それから、いろんな事があって──本当にいろんな事があって──私は自分の負っていた余計なプライドや劣等感、錆び付いたような怨みや憎しみが、どんどん剥がれ落ち、心が真っ白に洗われてゆくのを感じた。そうして、心がすっかりクリアな状態になった時、運命的な出会いがあり、私の人生が根底から変わったんだよね。
私は「出会い」を生かすのも、一つの人間の能力だと思っている。同じ出会っても、何も感じず、何も学べなかったら、それは出会わなかったと同じ事。人との出会いは、物体と物体の衝突ではない。『1+1=3』の、心と心の融合だ。人生は、どんな人と出会い、何を得たかで決まる。「出会い」から何も掴めず終わってしまうのは、答案用紙を白紙で返すのと同じなんだよ。

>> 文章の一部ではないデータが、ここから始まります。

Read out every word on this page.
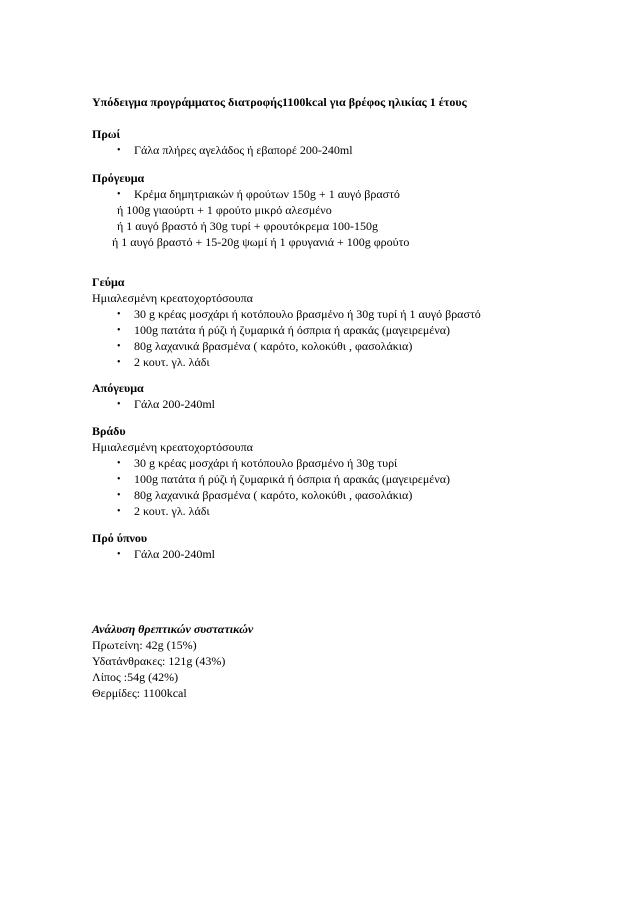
Υπόδειγμα προγράμματος διατροφής1100kcal για βρέφος ηλικίας 1 έτους
Πρωί
• Γάλα πλήρες αγελάδος ή εβαπορέ 200-240ml
Πρόγευμα
• Κρέμα δημητριακών ή φρούτων 150g + 1 αυγό βραστό
ή 100g γιαούρτι + 1 φρούτο μικρό αλεσμένο
ή 1 αυγό βραστό ή 30g τυρί + φρουτόκρεμα 100-150g
ή 1 αυγό βραστό + 15-20g ψωμί ή 1 φρυγανιά + 100g φρούτο
Γεύμα
Ημιαλεσμένη κρεατοχορτόσουπα
• 30 g κρέας μοσχάρι ή κοτόπουλο βρασμένο ή 30g τυρί ή 1 αυγό βραστό
• 100g πατάτα ή ρύζι ή ζυμαρικά ή όσπρια ή αρακάς (μαγειρεμένα)
• 80g λαχανικά βρασμένα ( καρότο, κολοκύθι , φασολάκια)
• 2 κουτ. γλ. λάδι
Απόγευμα
• Γάλα 200-240ml
Βράδυ
Ημιαλεσμένη κρεατοχορτόσουπα
• 30 g κρέας μοσχάρι ή κοτόπουλο βρασμένο ή 30g τυρί
• 100g πατάτα ή ρύζι ή ζυμαρικά ή όσπρια ή αρακάς (μαγειρεμένα)
• 80g λαχανικά βρασμένα ( καρότο, κολοκύθι , φασολάκια)
• 2 κουτ. γλ. λάδι
Πρό ύπνου
• Γάλα 200-240ml
Ανάλυση θρεπτικών συστατικών
Πρωτείνη: 42g (15%)
Υδατάνθρακες: 121g (43%)
Λίπος :54g (42%)
Θερμίδες: 1100kcal
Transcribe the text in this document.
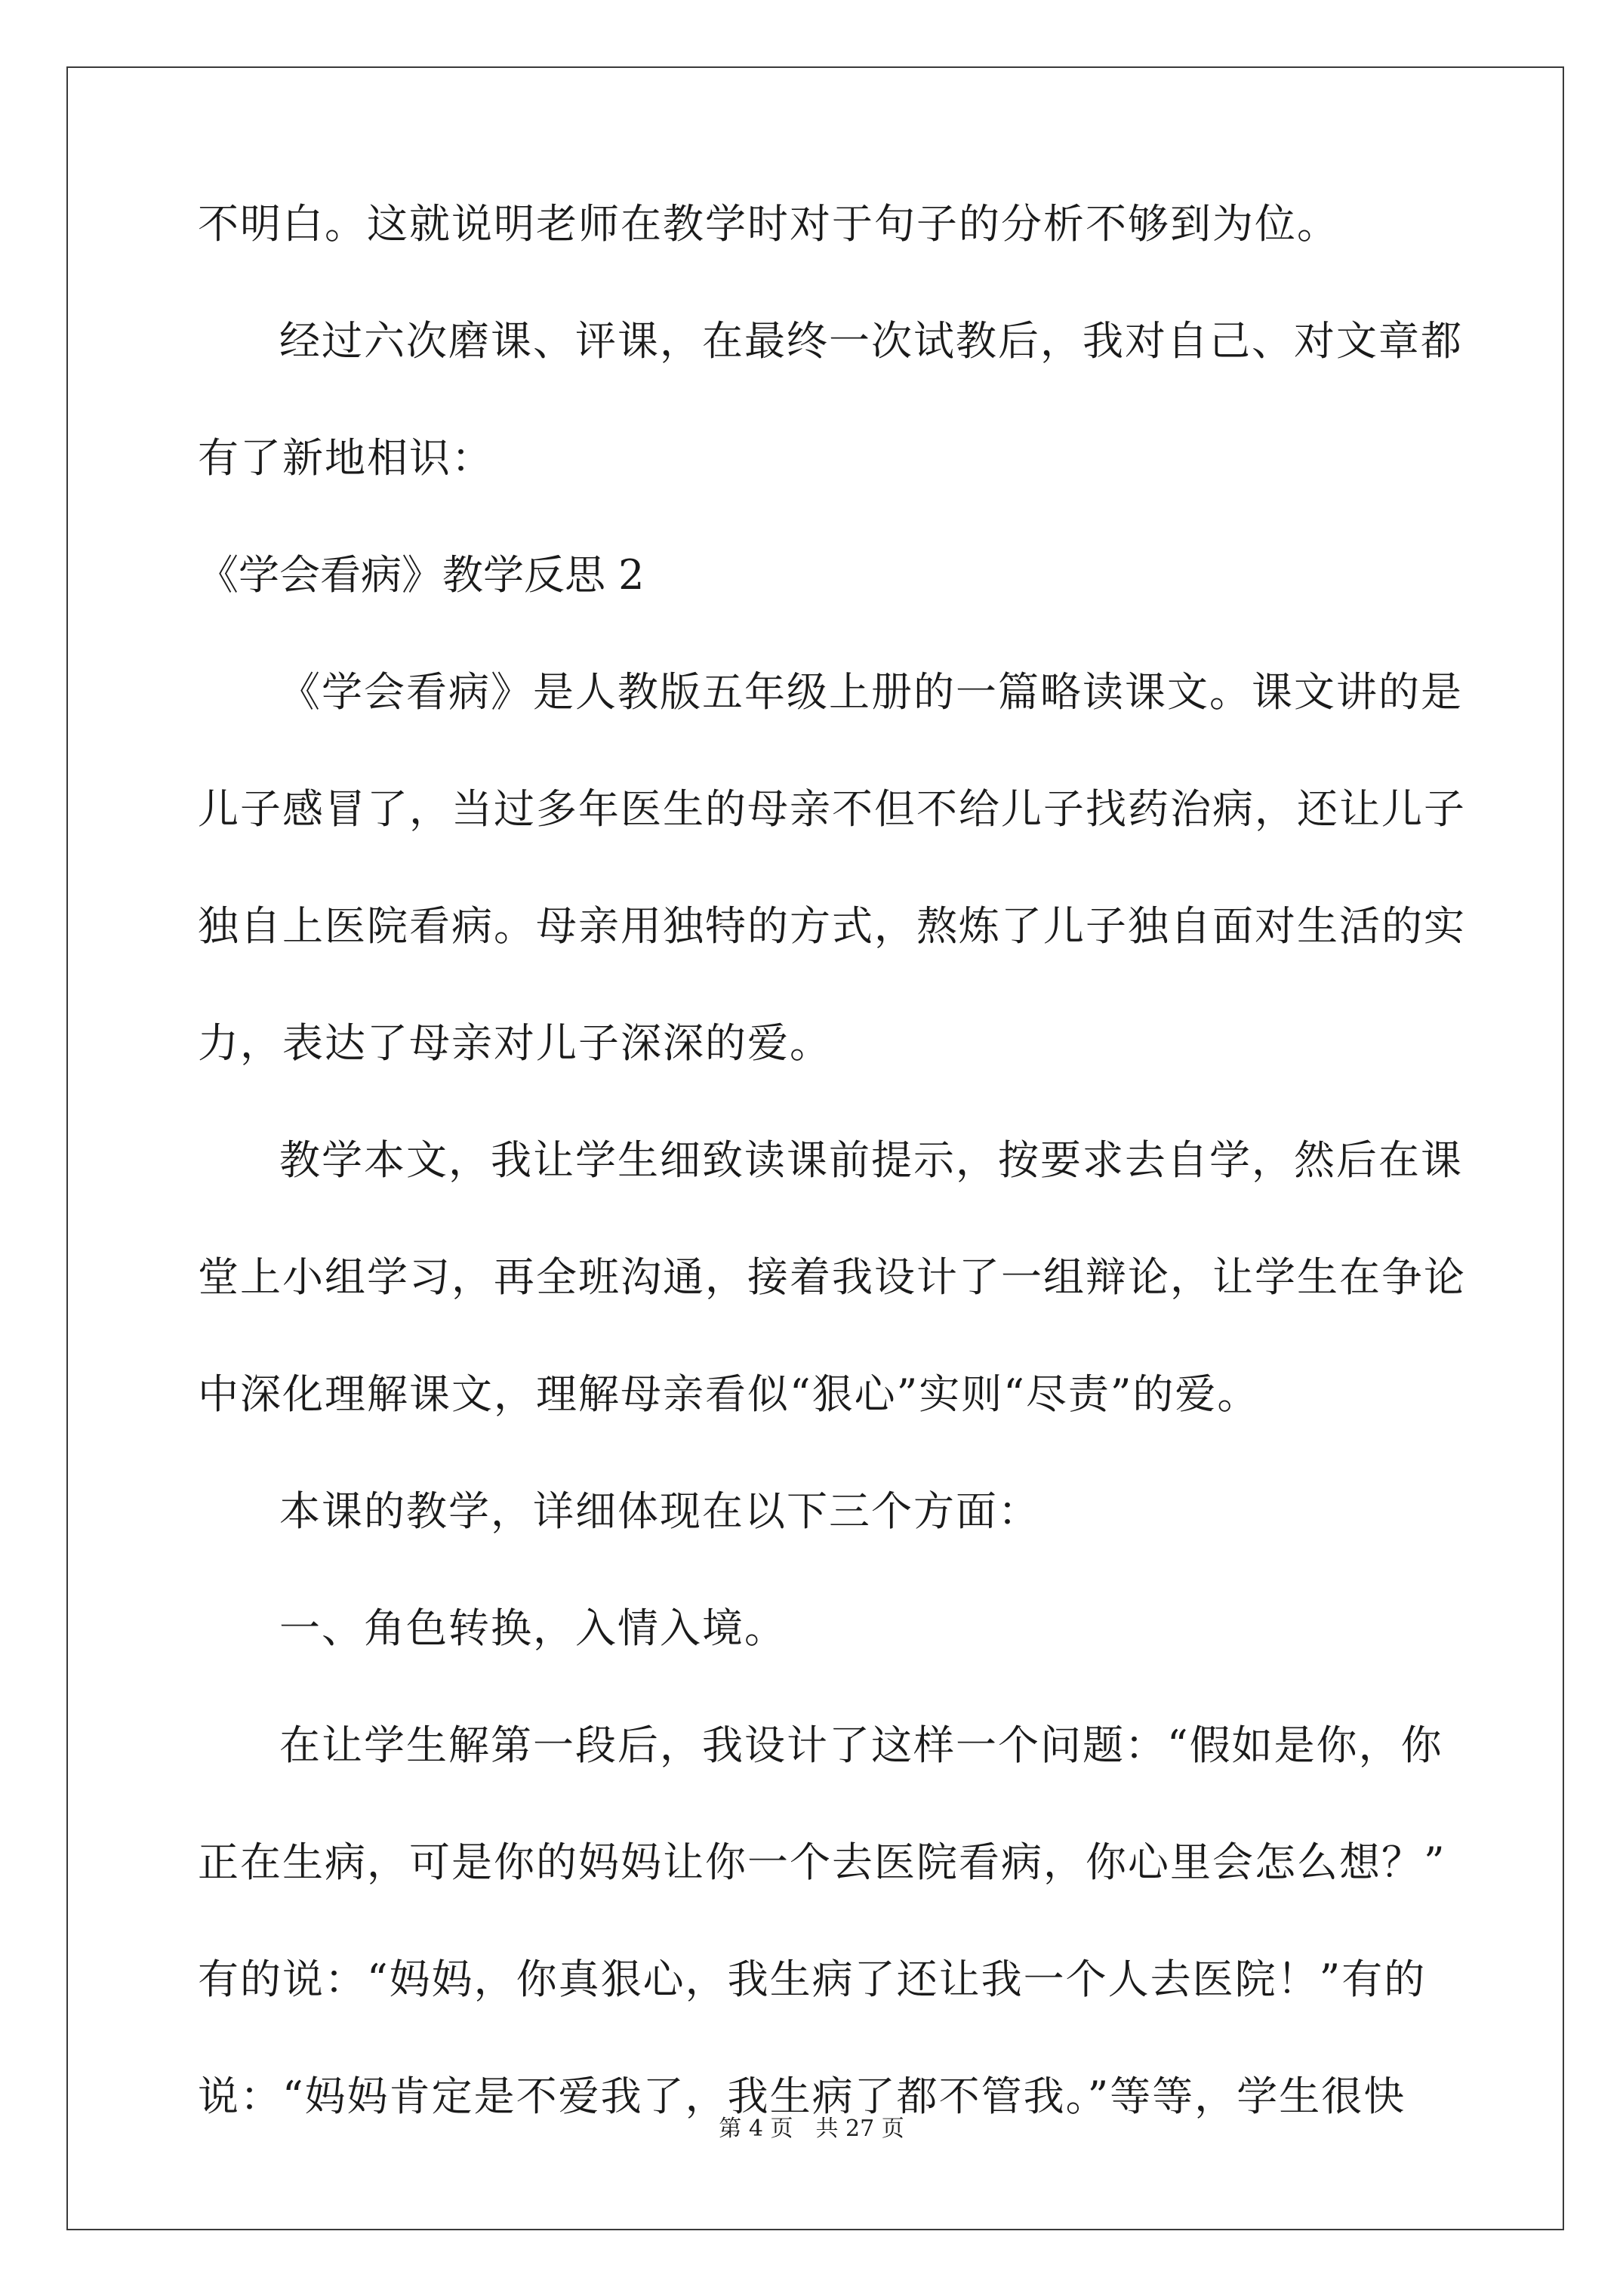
不明白。这就说明老师在教学时对于句子的分析不够到为位。

经过六次磨课、评课，在最终一次试教后，我对自己、对文章都

有了新地相识：

《学会看病》教学反思 2

《学会看病》是人教版五年级上册的一篇略读课文。课文讲的是

儿子感冒了，当过多年医生的母亲不但不给儿子找药治病，还让儿子

独自上医院看病。母亲用独特的方式，熬炼了儿子独自面对生活的实

力，表达了母亲对儿子深深的爱。

教学本文，我让学生细致读课前提示，按要求去自学，然后在课

堂上小组学习，再全班沟通，接着我设计了一组辩论，让学生在争论

中深化理解课文，理解母亲看似“狠心”实则“尽责”的爱。

本课的教学，详细体现在以下三个方面：

一、角色转换，入情入境。

在让学生解第一段后，我设计了这样一个问题：“假如是你，你

正在生病，可是你的妈妈让你一个去医院看病，你心里会怎么想？”

有的说：“妈妈，你真狠心，我生病了还让我一个人去医院！”有的

说：“妈妈肯定是不爱我了，我生病了都不管我。”等等，学生很快

第 4 页　共 27 页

そうして、すっかり流れが変わってから、私の身の上には素敵な事ばかり起こるようになった。思いがけないチャンスの到来、夢のような人との出会い、新しい友人、あれほど探しても見つからなかった愛や光や喜びが、あちこちに溢れているのに気が付くようになった。そして思ったのだ。初めから無かったのではない。私が盲目で見えなかったのだと。愛も光もすぐ側にあった。心の眼が開いて、やっと見えるようになったのだ。
今も時々、涙する。夜の静寂が、魂を私に返すからだ。
だけど今は悲しみの涙ではなく、Tears of Joy ──喜びの涙が多い。人の優しさや気高さに、心震えずにいないからだ。
世界は美しい。人もまた愛を無くしてはいない。
そんな事をしみじみと感じられるようになってから、涙の色も変わったような気がする。
私は新しい枕カバーを被せながら、さて、このシミだらけの枕を買い換えたものかどうか考えた。流した涙の分だけ、今は幸せな夢を見る。私の魂の遍歴は、全て、この枕が知っている。そう思うと、それなりに感慨深くて──。
季節が変われば、真っ白な枕に買い換えようと思う。私の Tears of Joy は、まだしばらく古い涙の上に重ねられそうだ。